В холодное время стали болеть раны, нога. Подружился с товарищем из Казани, но он скоро едет на фронт, а мне опять получать какое-то образование."

 

26.IV.43

"Вот уже месяц, как я нахожусь в Гори. Отъезд в училище пока не состоялся, и кажется мне, что и не состоится".

 

15.IV.43

"С училищем не вышло, и я снова еду на фронт. Приказ есть приказ! Одет, как лондонский денди во всё новое. Всех русских направляют на Кубань или в Россию."

 

30.V.43

"Как я вам писал, еду на фронт. Проехал (вычеркнуто) и нахожусь за Воронежем. Вспомнил мамочку и, что в этом городе родилась моя сестрёнка. Насмотрелся я на то, что осталось от городов, где побывали немцы - осталась груда камней. Ростов представляет жуткую картину, от древнего города не осталось ни одного дома, чтобы мина или снаряд в нём не разорвался.

Еду уже 15 дней. На Кубани было много масла и молока, да и мы получали хороший паёк.

Что-то плохо с моей ногой, рана всё время гноится.

Если буду в Москве, заеду домой."

 

21.VI.43

"С 9.07 находился на фронте по 12.07 по (вычеркнуто) направлен...

12.07 был легко ранен в голову. С 13 по 20.07 был в госпитале, где удалили осколки и выписали в часть, где и нахожусь (вычеркнуто). Сколько здесь пробуду, не знаю, и опять еду на фронт.

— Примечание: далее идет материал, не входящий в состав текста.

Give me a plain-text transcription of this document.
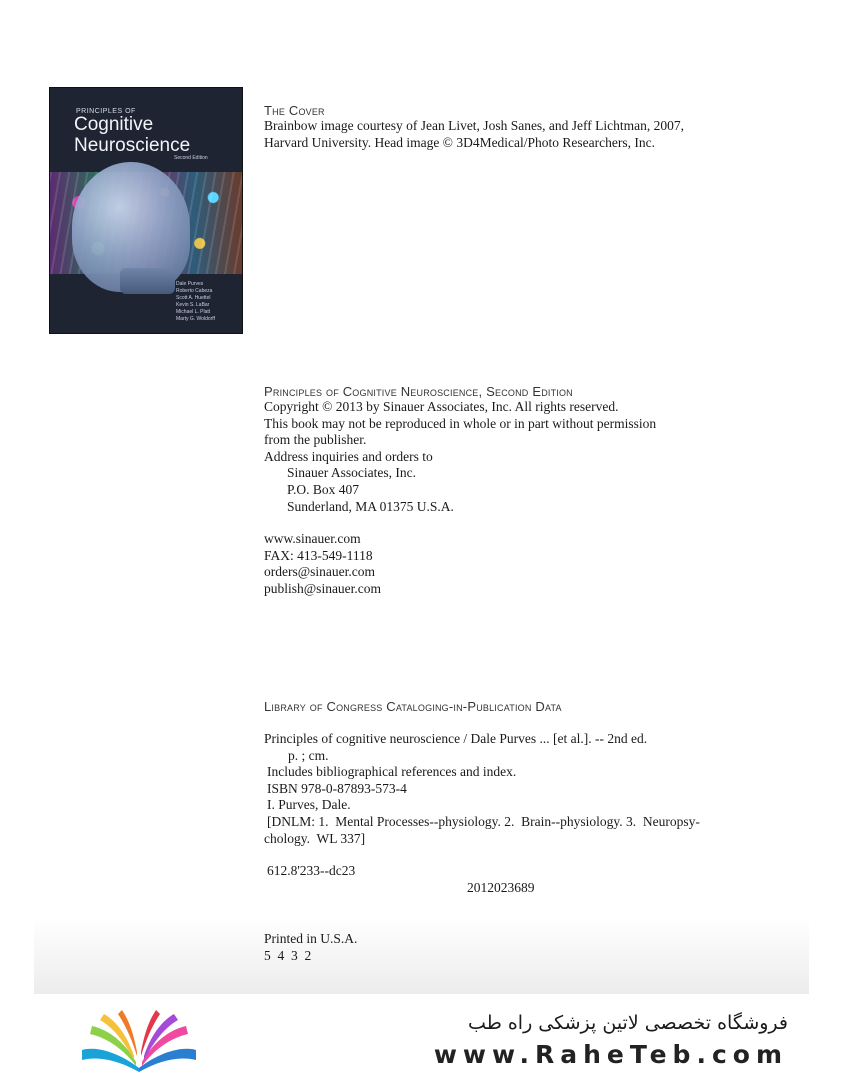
PRINCIPLES OF
Cognitive
Neuroscience
Second Edition
Dale Purves
Roberto Cabeza
Scott A. Huettel
Kevin S. LaBar
Michael L. Platt
Marty G. Woldorff
The Cover
Brainbow image courtesy of Jean Livet, Josh Sanes, and Jeff Lichtman, 2007,
Harvard University. Head image © 3D4Medical/Photo Researchers, Inc.
Principles of Cognitive Neuroscience, Second Edition
Copyright © 2013 by Sinauer Associates, Inc. All rights reserved.
This book may not be reproduced in whole or in part without permission
from the publisher.
Address inquiries and orders to
Sinauer Associates, Inc.
P.O. Box 407
Sunderland, MA 01375 U.S.A.
www.sinauer.com
FAX: 413-549-1118
orders@sinauer.com
publish@sinauer.com
Library of Congress Cataloging-in-Publication Data
Principles of cognitive neuroscience / Dale Purves ... [et al.]. -- 2nd ed.
p. ; cm.
Includes bibliographical references and index.
ISBN 978-0-87893-573-4
I. Purves, Dale.
[DNLM: 1.  Mental Processes--physiology. 2.  Brain--physiology. 3.  Neuropsy-
chology.  WL 337]
612.8'233--dc23
2012023689
Printed in U.S.A.
5  4  3  2
فروشگاه تخصصی لاتین پزشکی راه طب
www.RaheTeb.com
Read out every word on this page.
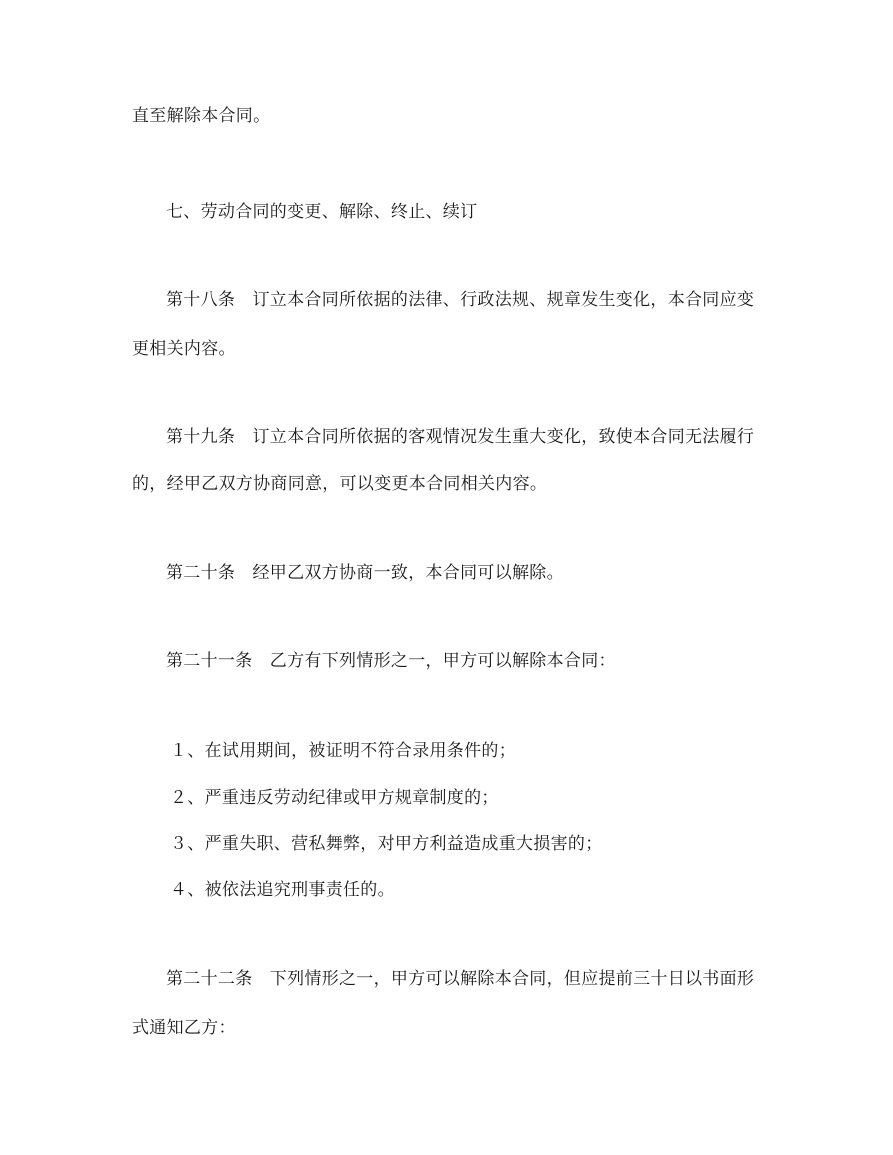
直至解除本合同。
七、劳动合同的变更、解除、终止、续订
第十八条　订立本合同所依据的法律、行政法规、规章发生变化，本合同应变
更相关内容。
第十九条　订立本合同所依据的客观情况发生重大变化，致使本合同无法履行
的，经甲乙双方协商同意，可以变更本合同相关内容。
第二十条　经甲乙双方协商一致，本合同可以解除。
第二十一条　乙方有下列情形之一，甲方可以解除本合同：
１、在试用期间，被证明不符合录用条件的；
２、严重违反劳动纪律或甲方规章制度的；
３、严重失职、营私舞弊，对甲方利益造成重大损害的；
４、被依法追究刑事责任的。
第二十二条　下列情形之一，甲方可以解除本合同，但应提前三十日以书面形
式通知乙方：
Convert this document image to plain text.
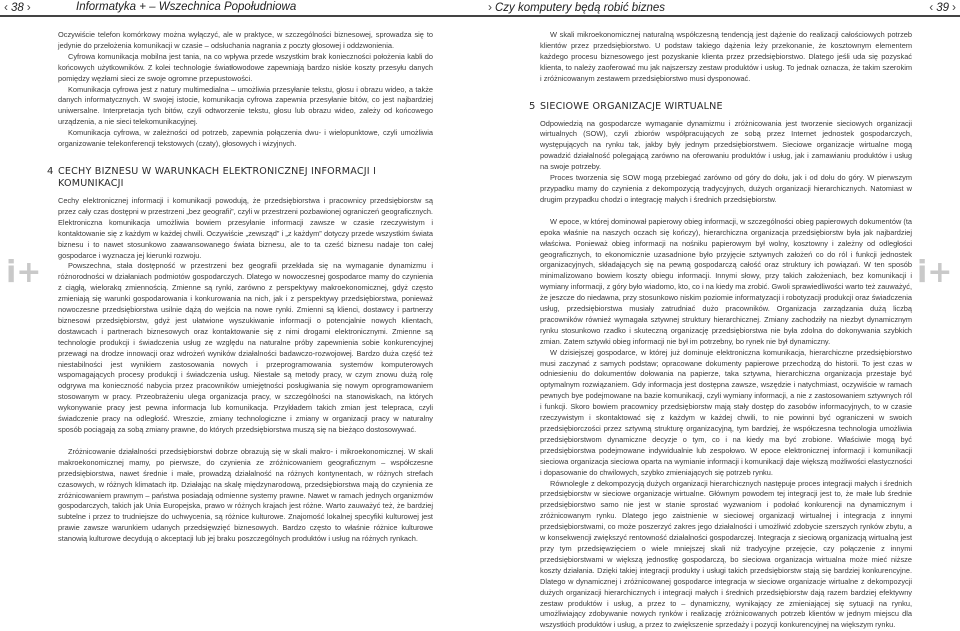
‹ 38 ›	Informatyka + – Wszechnica Popołudniowa	› Czy komputery będą robić biznes	‹ 39 ›
i+	i+

Oczywiście telefon komórkowy można wyłączyć, ale w praktyce, w szczególności biznesowej, sprowadza się to jedynie do przełożenia komunikacji w czasie – odsłuchania nagrania z poczty głosowej i oddzwonienia.

Cyfrowa komunikacja mobilna jest tania, na co wpływa przede wszystkim brak konieczności położenia kabli do końcowych użytkowników. Z kolei technologie światłowodowe zapewniają bardzo niskie koszty przesyłu danych pomiędzy węzłami sieci ze swoje ogromne przepustowości.

Komunikacja cyfrowa jest z natury multimedialna – umożliwia przesyłanie tekstu, głosu i obrazu wideo, a także danych informatycznych. W swojej istocie, komunikacja cyfrowa zapewnia przesyłanie bitów, co jest najbardziej uniwersalne. Interpretacja tych bitów, czyli odtworzenie tekstu, głosu lub obrazu wideo, zależy od końcowego urządzenia, a nie sieci telekomunikacyjnej.

Komunikacja cyfrowa, w zależności od potrzeb, zapewnia połączenia dwu- i wielopunktowe, czyli umożliwia organizowanie telekonferencji tekstowych (czaty), głosowych i wizyjnych.

4 CECHY BIZNESU W WARUNKACH ELEKTRONICZNEJ INFORMACJI I KOMUNIKACJI

Cechy elektronicznej informacji i komunikacji powodują, że przedsiębiorstwa i pracownicy przedsiębiorstw są przez cały czas dostępni w przestrzeni „bez geografii”, czyli w przestrzeni pozbawionej ograniczeń geograficznych. Elektroniczna komunikacja umożliwia bowiem przesyłanie informacji zawsze w czasie rzeczywistym i kontaktowanie się z każdym w każdej chwili. Oczywiście „zewsząd” i „z każdym” dotyczy przede wszystkim świata biznesu i to nawet stosunkowo zaawansowanego świata biznesu, ale to ta cześć biznesu nadaje ton całej gospodarce i wyznacza jej kierunki rozwoju.

Powszechna, stała dostępność w przestrzeni bez geografii przekłada się na wymaganie dynamizmu i różnorodności w działaniach podmiotów gospodarczych. Dlatego w nowoczesnej gospodarce mamy do czynienia z ciągłą, wielorakq zmiennością. Zmienne są rynki, zarówno z perspektywy makroekonomicznej, gdyż często zmieniają się warunki gospodarowania i konkurowania na nich, jak i z perspektywy przedsiębiorstwa, ponieważ nowoczesne przedsiębiorstwa usilnie dążą do wejścia na nowe rynki. Zmienni są klienci, dostawcy i partnerzy biznesowi przedsiębiorstw, gdyż jest ułatwione wyszukiwanie informacji o potencjalnie nowych klientach, dostawcach i partnerach biznesowych oraz kontaktowanie się z nimi drogami elektronicznymi. Zmienne są technologie produkcji i świadczenia usług ze względu na naturalne próby zapewnienia sobie konkurencyjnej przewagi na drodze innowacji oraz wdrożeń wyników działalności badawczo-rozwojowej. Bardzo duża część też niestabilności jest wynikiem zastosowania nowych i przeprogramowania systemów komputerowych wspomagających procesy produkcji i świadczenia usług. Niestałe są metody pracy, w czym znowu dużą rolę odgrywa ma konieczność nabycia przez pracowników umiejętności posługiwania się nowym oprogramowaniem stosowanym w pracy. Przeobrażeniu ulega organizacja pracy, w szczególności na stanowiskach, na których wykonywanie pracy jest pewna informacja lub komunikacja. Przykładem takich zmian jest telepraca, czyli świadczenie pracy na odległość. Wreszcie, zmiany technologiczne i zmiany w organizacji pracy w naturalny sposób pociągają za sobą zmiany prawne, do których przedsiębiorstwa muszą się na bieżąco dostosowywać.

Zróżnicowanie działalności przedsiębiorstwi dobrze obrazują się w skali makro- i mikroekonomicznej. W skali makroekonomicznej mamy, po pierwsze, do czynienia ze zróżnicowaniem geograficznym – współczesne przedsiębiorstwa, nawet średnie i małe, prowadzą działalność na różnych kontynentach, w różnych strefach czasowych, w różnych klimatach itp. Działając na skalę międzynarodową, przedsiębiorstwa mają do czynienia ze zróżnicowaniem prawnym – państwa posiadają odmienne systemy prawne. Nawet w ramach jednych organizmów gospodarczych, takich jak Unia Europejska, prawo w różnych krajach jest różne. Warto zauważyć też, że bardziej subtelne i przez to trudniejsze do uchwycenia, są różnice kulturowe. Znajomość lokalnej specyfiki kulturowej jest prawie zawsze warunkiem udanych przedsięwzięć biznesowych. Bardzo często to właśnie różnice kulturowe stanowią kulturowe decydują o akceptacji lub jej braku poszczególnych produktów i usług na różnych rynkach.

W skali mikroekonomicznej naturalną współczesną tendencją jest dążenie do realizacji całościowych potrzeb klientów przez przedsiębiorstwo. U podstaw takiego dążenia leży przekonanie, że kosztownym elementem każdego procesu biznesowego jest pozyskanie klienta przez przedsiębiorstwo. Dlatego jeśli uda się pozyskać klienta, to należy zaoferować mu jak najszerszy zestaw produktów i usług. To jednak oznacza, że takim szerokim i zróżnicowanym zestawem przedsiębiorstwo musi dysponować.

5 SIECIOWE ORGANIZACJE WIRTUALNE

Odpowiedzią na gospodarcze wymaganie dynamizmu i zróżnicowania jest tworzenie sieciowych organizacji wirtualnych (SOW), czyli zbiorów współpracujących ze sobą przez Internet jednostek gospodarczych, występujących na rynku tak, jakby były jednym przedsiębiorstwem. Sieciowe organizacje wirtualne mogą powadzić działalność polegającą zarówno na oferowaniu produktów i usług, jak i zamawianiu produktów i usług na swoje potrzeby.

Proces tworzenia się SOW mogą przebiegać zarówno od góry do dołu, jak i od dołu do góry. W pierwszym przypadku mamy do czynienia z dekompozycją tradycyjnych, dużych organizacji hierarchicznych. Natomiast w drugim przypadku chodzi o integrację małych i średnich przedsiębiorstw.

W epoce, w której dominował papierowy obieg informacji, w szczególności obieg papierowych dokumentów (ta epoka właśnie na naszych oczach się kończy), hierarchiczna organizacja przedsiębiorstw była jak najbardziej właściwa. Ponieważ obieg informacji na nośniku papierowym był wolny, kosztowny i zależny od odległości geograficznych, to ekonomicznie uzasadnione było przyjęcie sztywnych założeń co do ról i funkcji jednostek organizacyjnych, składających się na pewną gospodarczą całość oraz struktury ich powiązań. W ten sposób minimalizowano bowiem koszty obiegu informacji. Innymi słowy, przy takich założeniach, bez komunikacji i wymiany informacji, z góry było wiadomo, kto, co i na kiedy ma zrobić. Gwoli sprawiedliwości warto też zauważyć, że jeszcze do niedawna, przy stosunkowo niskim poziomie informatyzacji i robotyzacji produkcji oraz świadczenia usług, przedsiębiorstwa musiały zatrudniać dużo pracowników. Organizacja zarządzania dużą liczbą pracowników również wymagała sztywnej struktury hierarchicznej. Zmiany zachodziły na niezbyt dynamicznym rynku stosunkowo rzadko i skuteczną organizację przedsiębiorstwa nie była zdolna do dokonywania szybkich zmian. Zatem sztywki obieg informacji nie był im potrzebny, bo rynek nie był dynamiczny.

W dzisiejszej gospodarce, w której już dominuje elektroniczna komunikacja, hierarchiczne przedsiębiorstwo musi zaczynać z samych podstaw; opracowane dokumenty papierowe przechodzą do historii. To jest czas w odniesieniu do dokumentów dołowania na papierze, taka sztywna, hierarchiczna organizacja przestaje być optymalnym rozwiązaniem. Gdy informacja jest dostępna zawsze, wszędzie i natychmiast, oczywiście w ramach pewnych bye podejmowane na bazie komunikacji, czyli wymiany informacji, a nie z zastosowaniem sztywnych ról i funkcji. Skoro bowiem pracownicy przedsiębiorstw mają stały dostęp do zasobów informacyjnych, to w czasie rzeczywistym i skontaktować się z każdym w każdej chwili, to nie powinni być ograniczeni w swoich przedsiębiorczości przez sztywną strukturę organizacyjną, tym bardziej, że współczesna technologia umożliwia przedsiębiorstwom dynamiczne decyzje o tym, co i na kiedy ma być zrobione. Właściwie mogą być przedsiębiorstwa podejmowane indywidualnie lub zespołowo. W epoce elektronicznej informacji i komunikacji sieciowa organizacja sieciowa oparta na wymianie informacji i komunikacji daje większą możliwości elastyczności i dopasowanie do chwilowych, szybko zmieniających się potrzeb rynku.

Równolegle z dekompozycją dużych organizacji hierarchicznych następuje proces integracji małych i średnich przedsiębiorstw w sieciowe organizacje wirtualne. Głównym powodem tej integracji jest to, że małe lub średnie przedsiębiorstwo samo nie jest w stanie sprostać wyzwaniom i podołać konkurencji na dynamicznym i zróżnicowanym rynku. Dlatego jego zaistnienie w sieciowej organizacji wirtualnej i integracja z innymi przedsiębiorstwami, co może poszerzyć zakres jego działalności i umożliwić zdobycie szerszych rynków zbytu, a w konsekwencji zwiększyć rentowność działalności gospodarczej. Integracja z sieciową organizacją wirtualną jest przy tym przedsięwzięciem o wiele mniejszej skali niż tradycyjne przejęcie, czy połączenie z innymi przedsiębiorstwami w większą jednostkę gospodarczą, bo sieciowa organizacja wirtualna może mieć niższe koszty działania. Dzięki takiej integracji produkty i usługi takich przedsiębiorstw stają się bardziej konkurencyjne. Dlatego w dynamicznej i zróżnicowanej gospodarce integracja w sieciowe organizacje wirtualne z dekompozycji dużych organizacji hierarchicznych i integracji małych i średnich przedsiębiorstw dają razem bardziej efektywny zestaw produktów i usług, a przez to – dynamiczny, wynikający ze zmieniającej się sytuacji na rynku, umożliwiający zdobywanie nowych rynków i realizację zróżnicowanych potrzeb klientów w jednym miejscu dla wszystkich produktów i usług, a przez to zwiększenie sprzedaży i pozycji konkurencyjnej na większym rynku.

Писем не пишу и не получаю, т.к. всё время меняю адрес. У вас адрес постоянный - вам и пишу, чтобы не волновались.

Павел"

 

2.VII.43

"Поздравляю сестрёнку с днём рождения. Нахожусь под (вычеркнуто). Дни идут однообразно. Живу среди полей и лесов. Письма писал, но ответа нет. Думаю, что скоро опять на передовую, и писать возможности не будет совсем. Живите, дорогие, и считайте дни и помните, что всякий последующий день приближает нашу встречу. Желаю вам хорошей жизни и здоровья.

Павел"

 

1.IX.43  (Прохоровка?)

"Пишу вам, лёжа в окопе. Немцы третий раз идут в контратаку на нас и, кажется, опять уйдут ни с чем. Что здесь творится, вам никто никогда не расскажет. Слов мало, взглядом не охватить. Шум, треск, звук моторов, пули, мины... и всё это сразу. Нахожусь между (вычеркнуто) и (вычеркнуто), западнее (вычеркнуто), а остальное читайте в газетах.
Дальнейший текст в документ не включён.